The man in the street knows better, for the most part. He instinctively understands that there is something a little different about Islam, some reason it is not able to reconcile itself with modernity, or integrate itself into modern liberal democracies. He may not know about the structural uniqueness of Islam, which, unlike any other major world religion, makes claims of finality and perfection in regards to its holy text that leave little space for progress in science or society.
He may not be able to articulate what he has read about the Koran in terms of abrogation to explain why bellicose verses are legitimised by clerics over peaceful ones, or know much about Islam’s founder besides incriminating biographical details, such as the age of Mohammed’s youngest wife. He may not know that security services estimate the number of radicalised Muslims to be in the hundreds of millions worldwide. (Perhaps it is best he does not know this.)

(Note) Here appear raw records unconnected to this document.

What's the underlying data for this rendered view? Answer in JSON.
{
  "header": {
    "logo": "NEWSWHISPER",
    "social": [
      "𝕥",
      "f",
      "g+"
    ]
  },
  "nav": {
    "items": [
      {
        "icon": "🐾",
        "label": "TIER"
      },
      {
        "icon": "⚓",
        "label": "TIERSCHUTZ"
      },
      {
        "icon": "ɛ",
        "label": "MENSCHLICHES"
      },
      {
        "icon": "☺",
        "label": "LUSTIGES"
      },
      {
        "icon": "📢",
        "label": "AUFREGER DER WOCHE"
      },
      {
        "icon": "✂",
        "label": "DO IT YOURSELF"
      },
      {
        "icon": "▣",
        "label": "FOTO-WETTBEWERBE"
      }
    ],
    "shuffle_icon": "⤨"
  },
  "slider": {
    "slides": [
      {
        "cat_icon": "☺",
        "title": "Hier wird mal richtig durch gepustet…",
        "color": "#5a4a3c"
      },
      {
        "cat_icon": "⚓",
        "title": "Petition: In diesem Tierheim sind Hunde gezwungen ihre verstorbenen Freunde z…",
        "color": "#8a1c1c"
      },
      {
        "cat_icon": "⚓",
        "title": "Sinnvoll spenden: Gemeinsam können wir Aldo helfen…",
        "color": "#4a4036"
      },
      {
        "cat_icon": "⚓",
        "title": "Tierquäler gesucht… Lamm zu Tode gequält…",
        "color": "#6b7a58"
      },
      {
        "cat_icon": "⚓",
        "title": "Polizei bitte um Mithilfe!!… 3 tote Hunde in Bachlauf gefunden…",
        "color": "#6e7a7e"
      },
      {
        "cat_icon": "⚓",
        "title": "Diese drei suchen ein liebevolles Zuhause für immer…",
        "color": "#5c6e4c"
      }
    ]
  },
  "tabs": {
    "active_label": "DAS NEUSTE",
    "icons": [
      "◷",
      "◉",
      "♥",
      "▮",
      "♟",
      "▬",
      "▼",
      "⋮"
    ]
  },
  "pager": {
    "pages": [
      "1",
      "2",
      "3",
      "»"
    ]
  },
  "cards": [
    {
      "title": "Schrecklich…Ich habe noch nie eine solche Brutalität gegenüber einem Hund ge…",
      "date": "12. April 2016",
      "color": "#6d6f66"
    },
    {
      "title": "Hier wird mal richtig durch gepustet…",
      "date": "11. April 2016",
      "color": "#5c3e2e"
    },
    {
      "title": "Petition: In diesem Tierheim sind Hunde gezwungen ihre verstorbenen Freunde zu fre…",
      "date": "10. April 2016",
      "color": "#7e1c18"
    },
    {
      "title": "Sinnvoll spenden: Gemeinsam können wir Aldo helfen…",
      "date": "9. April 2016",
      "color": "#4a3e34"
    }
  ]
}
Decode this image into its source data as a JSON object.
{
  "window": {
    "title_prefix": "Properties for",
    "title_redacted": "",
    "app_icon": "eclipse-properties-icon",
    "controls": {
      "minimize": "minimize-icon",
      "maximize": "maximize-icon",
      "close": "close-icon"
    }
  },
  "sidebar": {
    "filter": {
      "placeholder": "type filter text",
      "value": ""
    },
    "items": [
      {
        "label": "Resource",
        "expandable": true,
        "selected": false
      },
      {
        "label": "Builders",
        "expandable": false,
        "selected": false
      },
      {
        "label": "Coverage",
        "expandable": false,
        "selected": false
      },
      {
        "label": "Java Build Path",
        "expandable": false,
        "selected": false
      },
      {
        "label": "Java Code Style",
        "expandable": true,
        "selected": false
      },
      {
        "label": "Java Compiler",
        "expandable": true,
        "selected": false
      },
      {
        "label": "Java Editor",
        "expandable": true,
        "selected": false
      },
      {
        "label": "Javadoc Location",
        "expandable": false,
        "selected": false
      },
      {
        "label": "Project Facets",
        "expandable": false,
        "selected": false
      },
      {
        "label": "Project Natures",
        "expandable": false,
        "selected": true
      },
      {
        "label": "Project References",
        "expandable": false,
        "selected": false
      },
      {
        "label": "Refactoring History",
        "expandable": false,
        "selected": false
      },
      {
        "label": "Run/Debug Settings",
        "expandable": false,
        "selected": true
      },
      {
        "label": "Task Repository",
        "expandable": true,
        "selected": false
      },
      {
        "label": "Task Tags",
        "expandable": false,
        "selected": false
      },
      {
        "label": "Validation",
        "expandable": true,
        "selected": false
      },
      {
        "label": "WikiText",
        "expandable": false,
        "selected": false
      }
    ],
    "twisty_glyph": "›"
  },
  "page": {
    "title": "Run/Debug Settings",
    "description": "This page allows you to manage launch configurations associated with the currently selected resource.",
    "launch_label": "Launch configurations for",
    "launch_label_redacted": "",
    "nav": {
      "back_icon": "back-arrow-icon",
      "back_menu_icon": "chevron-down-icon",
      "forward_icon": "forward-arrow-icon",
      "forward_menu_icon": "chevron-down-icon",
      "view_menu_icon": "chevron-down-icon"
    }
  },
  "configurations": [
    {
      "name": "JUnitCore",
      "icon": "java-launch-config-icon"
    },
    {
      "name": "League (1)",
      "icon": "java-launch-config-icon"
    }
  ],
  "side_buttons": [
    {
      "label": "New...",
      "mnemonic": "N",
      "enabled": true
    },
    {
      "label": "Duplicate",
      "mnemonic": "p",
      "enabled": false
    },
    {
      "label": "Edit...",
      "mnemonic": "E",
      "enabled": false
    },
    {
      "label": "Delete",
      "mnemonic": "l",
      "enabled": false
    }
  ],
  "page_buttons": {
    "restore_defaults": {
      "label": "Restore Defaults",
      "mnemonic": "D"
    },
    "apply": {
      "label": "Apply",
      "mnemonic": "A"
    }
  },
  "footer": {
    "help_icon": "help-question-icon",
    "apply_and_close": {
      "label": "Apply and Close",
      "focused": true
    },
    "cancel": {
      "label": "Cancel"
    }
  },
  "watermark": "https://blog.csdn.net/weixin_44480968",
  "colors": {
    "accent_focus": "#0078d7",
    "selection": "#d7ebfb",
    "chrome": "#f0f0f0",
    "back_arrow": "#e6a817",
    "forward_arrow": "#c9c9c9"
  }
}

But he knows–he feels–he is not being told the whole truth about Islamic terrorism. And he is right. The longer politicians and silly left-wing columnists keep parroting the old lie that there is no relation whatsoever between the faith and the fundamentalists, the longer the honesty gap widens between what is happening in our streets and what our leaders say in press conferences, brand Islam has no future in the west. Dialogue, and compromise, and understanding, cannot begin.